Genç oğlan burnunu çekerek, ağlamasını bastırmaya çalışmak için sessiz kaldı bir kaç saniye, bu sırada yataktaki adamı izliyordu, sadece dışarıya bakmasını ve dinliyor gibi gözüksede aslında dinlemediğini biliyordu. Fakat içinde ki bir ses ona anlatması gerektiğini söylüyor ve o da o sesi dinliyordu.
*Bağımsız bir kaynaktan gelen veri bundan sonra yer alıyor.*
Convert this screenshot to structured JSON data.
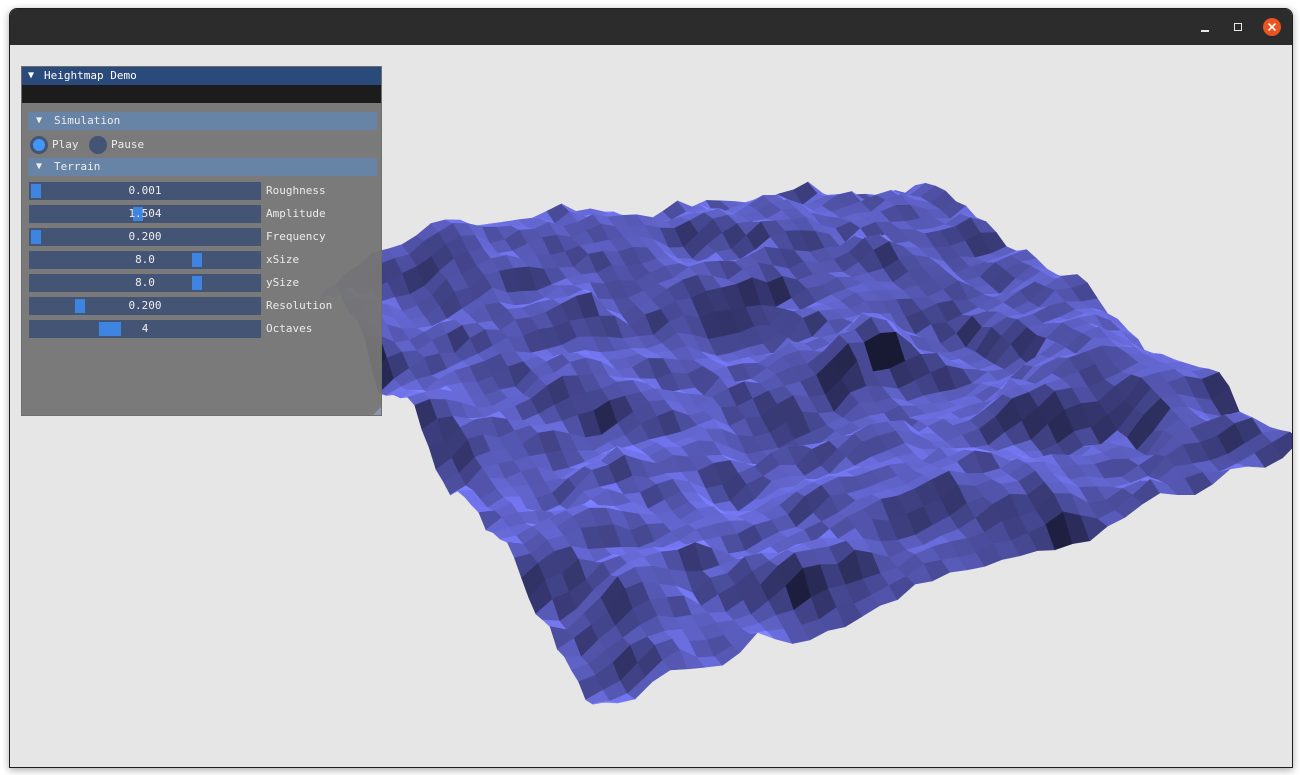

"Neşeli oğlanın konuşması üzerine, nefes dahi almadan; "Asla." demiş esmer. "Asla Hoseok." O gece vermişler sözlerini birbirlerine. Eve de gitmemişler, mor salıncakta uyumuşlar beraber. Ev önemli değilmiş onlar için, çünkü ikisi nerde olsa, orası evleri olurmuş. Ertesi gün zor bela ayrılmışlar, esmer evine adımlarken, iki adımda bir bakıyormuş sevdiğine, dön dese dönermiş hemen. Fakat neşeli oğlan bakmamış hiç arkasına, bakarsa gidemezmiş, gidemezse, sevdiği elinden gidermiş, biliyormuş bunu. Esmerin uzunca öptüğü gözleri incilerini dökerken, uzaktan gelen babasını gördüğü gibi silmiş elleriyle. Gülümsemeye çalışmış ama yangınlar varmış bu sefer dudaklarında."

"Babası onu kollarından tutup, eve götürürken, dayanamamış neşeli olan. Esmeri köşeyi döndüğü gibi, bırakmış kendini babasının ayak uçlarına. "Görmüyor musun?" demiş bağırarak. "Çok aşığım baba, bunu görmüyor musun?" Etraftaki herkes görürken acısını, babası görmemiş, tutmuş kaldırmış oğlunu. "Onun nasıl biri olduğunu bile bilmiyorsun. O iğrenç biri." demiş tıpkı oğlu gibi bağırarak. Fakat inanmamış neşeli oğlan, babasının uzak tutma çabasını anlamadığı gibi bunu da anlamamayı seçmiş. Eve vardığı gibi odasına koşmuş, yatağının üstüne otururken, gözü masaya takılmış. Hiç resmi yokmuş esmer olanla, fakat onu çizdiği bir çok resim varmış. Kağıtlardan birini kucağına alıp, yatağına kıvrılarak, çizdiği suratını öpmüş uzunca. "Gitmeme izin verme." diye tekrarlamış sessizce."

Vaktinin azalmaya başladığını farkettiğinde hiç durmadan anlatmaya devam etti genç oğlan.

"Akşam olup, buluşma vakitleri geldiğinde, esmer olan yine sevdiğinin kapısında, çıksın diye bekliyormuş. Dakikalar geçiyor fakat çıkmıyormuş kimse. Esmer dışarda sabırsızca beklerken, kilitli kapısını açmaya çalışıyormuş neşeli oğlan. Kapıya yumruklarını geçiriyormuş, bağırıyormuş, ama açmıyormuş babası. "Son bir kez." demiş neredeyse çığlık atarak. "Son kez göreyim esmeri'mi, n'olur baba." diye fısıldamış güçsüzce. Babası ona acıdığından mıdır bilinmez, açmış kapıyı. "Son bir kez." diye tekrarlamış oğlunun gözlerine sertçe bakarak. Sonra kapıdan geri çekilerek, oğlunun dışarıya koşmasını izlemiş. Neşeli olan kapıyı açtığı gibi karşısında sevdiğini gördüğünde bir hıçkırık kopmuş yüreğinden. Göğsüne hızla sarıldığında, derin derin solumuş. Kendine geldiği zaman, evin önünden bir kaç metre uzaklaşmışlar ve esmerine dönmüş neşeli oğlan. "Gidelim." demiş hiç tereddüt etmeden.
"..bizi kilitledikleri bu şehirden kaçalım bu gece."